Secondo l’organizzazione sindacale, il ricorso agli appalti non rappresenterebbe una soluzione temporanea o occasionale, ma una precisa scelta gestionale che nel tempo avrebbe consolidato un modello di lavoro caratterizzato da salari bassi e scarse tutele.
Part-time da oltre vent’anni e salari insufficienti
Tra le principali criticità segnalate c’è la presenza di lavoratrici e lavoratori che, pur operando stabilmente all’interno dell’Università da decenni, restano vincolati a contratti part-time da oltre vent’anni. Una situazione che, secondo USB, rappresenta un paradosso evidente: persone che hanno dedicato una lunga carriera professionale all’Ateneo percepirebbero retribuzioni insufficienti a garantire condizioni di vita adeguate.
Il sindacato definisce questo fenomeno come una forma di “part-time involontario”, utilizzata nel tempo per contenere il costo del lavoro. Nel frattempo, sostiene USB, i carichi e le responsabilità operative sarebbero aumentati senza un corrispondente riconoscimento contrattuale.

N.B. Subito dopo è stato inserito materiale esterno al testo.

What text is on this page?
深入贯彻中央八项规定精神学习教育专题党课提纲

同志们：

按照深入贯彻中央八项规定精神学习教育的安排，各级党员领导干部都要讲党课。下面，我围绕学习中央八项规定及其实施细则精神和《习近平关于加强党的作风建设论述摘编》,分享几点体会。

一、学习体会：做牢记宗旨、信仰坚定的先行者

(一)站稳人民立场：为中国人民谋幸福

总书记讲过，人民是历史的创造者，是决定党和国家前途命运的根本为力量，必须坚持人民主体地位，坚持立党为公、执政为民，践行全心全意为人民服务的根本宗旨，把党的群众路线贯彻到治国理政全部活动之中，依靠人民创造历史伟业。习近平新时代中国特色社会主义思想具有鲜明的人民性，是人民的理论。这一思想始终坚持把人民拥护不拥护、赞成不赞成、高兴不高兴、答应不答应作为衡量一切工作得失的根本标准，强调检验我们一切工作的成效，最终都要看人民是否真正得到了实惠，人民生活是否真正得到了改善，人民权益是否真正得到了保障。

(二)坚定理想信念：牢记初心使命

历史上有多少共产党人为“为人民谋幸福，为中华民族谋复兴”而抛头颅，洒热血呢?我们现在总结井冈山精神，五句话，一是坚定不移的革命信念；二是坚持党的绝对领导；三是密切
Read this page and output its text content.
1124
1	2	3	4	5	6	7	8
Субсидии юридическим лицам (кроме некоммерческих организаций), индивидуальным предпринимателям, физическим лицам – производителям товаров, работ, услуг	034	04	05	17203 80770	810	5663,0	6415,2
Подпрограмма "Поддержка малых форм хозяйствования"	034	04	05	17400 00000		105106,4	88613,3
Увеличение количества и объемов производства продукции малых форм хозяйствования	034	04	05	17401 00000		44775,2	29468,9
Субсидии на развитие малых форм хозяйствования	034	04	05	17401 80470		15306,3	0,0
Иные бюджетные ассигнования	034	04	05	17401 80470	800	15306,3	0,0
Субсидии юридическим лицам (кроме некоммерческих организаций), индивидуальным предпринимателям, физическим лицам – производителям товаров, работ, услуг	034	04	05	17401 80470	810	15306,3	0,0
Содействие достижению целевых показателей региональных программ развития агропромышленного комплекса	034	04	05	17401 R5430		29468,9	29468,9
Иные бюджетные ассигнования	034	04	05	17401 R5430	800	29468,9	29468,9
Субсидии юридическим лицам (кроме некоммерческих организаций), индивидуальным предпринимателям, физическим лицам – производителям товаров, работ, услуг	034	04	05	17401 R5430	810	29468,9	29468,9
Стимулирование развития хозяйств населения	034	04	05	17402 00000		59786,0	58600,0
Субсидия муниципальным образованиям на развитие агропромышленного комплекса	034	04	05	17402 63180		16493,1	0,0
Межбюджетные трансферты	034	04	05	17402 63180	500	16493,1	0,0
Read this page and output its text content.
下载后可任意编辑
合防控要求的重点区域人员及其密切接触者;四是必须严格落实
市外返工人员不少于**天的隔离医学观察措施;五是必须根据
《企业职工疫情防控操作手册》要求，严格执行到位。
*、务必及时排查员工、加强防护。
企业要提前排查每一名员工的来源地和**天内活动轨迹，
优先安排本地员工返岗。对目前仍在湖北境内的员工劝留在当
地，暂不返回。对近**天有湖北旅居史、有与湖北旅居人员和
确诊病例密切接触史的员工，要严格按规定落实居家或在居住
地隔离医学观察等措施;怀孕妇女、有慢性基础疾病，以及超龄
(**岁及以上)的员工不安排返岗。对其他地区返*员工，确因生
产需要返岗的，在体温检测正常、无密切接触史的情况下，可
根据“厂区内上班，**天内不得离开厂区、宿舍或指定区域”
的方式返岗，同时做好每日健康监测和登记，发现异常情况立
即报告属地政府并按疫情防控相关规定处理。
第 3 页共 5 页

Subappalti e interinali nel mirino del sindacato
USB Cosenza critica anche il sistema delle gare al massimo ribasso e la frammentazione dei subappalti, ritenuti fattori che avrebbero generato una situazione poco trasparente e difficilmente controllabile. In diversi casi, secondo il sindacato, le aziende subappaltatrici non riuscirebbero a garantire pienamente i requisiti previsti dai bandi di gara.
Un altro punto contestato riguarda l’ampio ricorso ai lavoratori interinali. Secondo USB, l’utilizzo di personale temporaneo non sarebbe legato a esigenze straordinarie o a picchi di lavoro, ma diventerebbe uno strumento di precarizzazione e di pressione sui lavoratori, favorendo una rotazione continua del personale e rendendo più difficile la costruzione di percorsi di stabilizzazione.
Le richieste di USB e l’appello all’Università
Il sindacato sostiene che l’Università, in qualità di committente dei servizi, non possa limitarsi a considerare gli appalti come una questione esterna alla propria responsabilità. Per USB, l’Ateneo ha il dovere di vigilare sulle condizioni di lavoro all’interno delle strutture universitarie e di garantire il rispetto dei diritti contrattuali.
Tra le richieste avanzate c’è la trasformazione dei contratti part-time storici in rapporti di lavoro full-time, ritenuta una misura necessaria dopo anni di servizio continuativo. Il sindacato chiede inoltre di limitare il ricorso ai lavoratori interinali e di rafforzare le clausole sociali nei bandi di gara, prevedendo controlli più rigorosi e la revoca degli appalti alle aziende che non rispettano gli impegni contrattuali.
USB Cosenza ribadisce infine la propria posizione a favore dell’internalizzazione dei servizi, sostenendo che i lavoratori impiegati negli appalti rappresentino da decenni una componente essenziale del funzionamento quotidiano dell’Università. Il sindacato rivolge quindi un appello al rettore Nicola Leone Greco e al direttore generale Bellantoni affinché venga avviato un percorso di stabilizzazione che, secondo USB, i lavoratori attendono da anni. Nel frattempo, l’organizzazione annuncia che proseguirà la mobilitazione finché non verranno riconosciute condizioni di lavoro considerate più dignitose.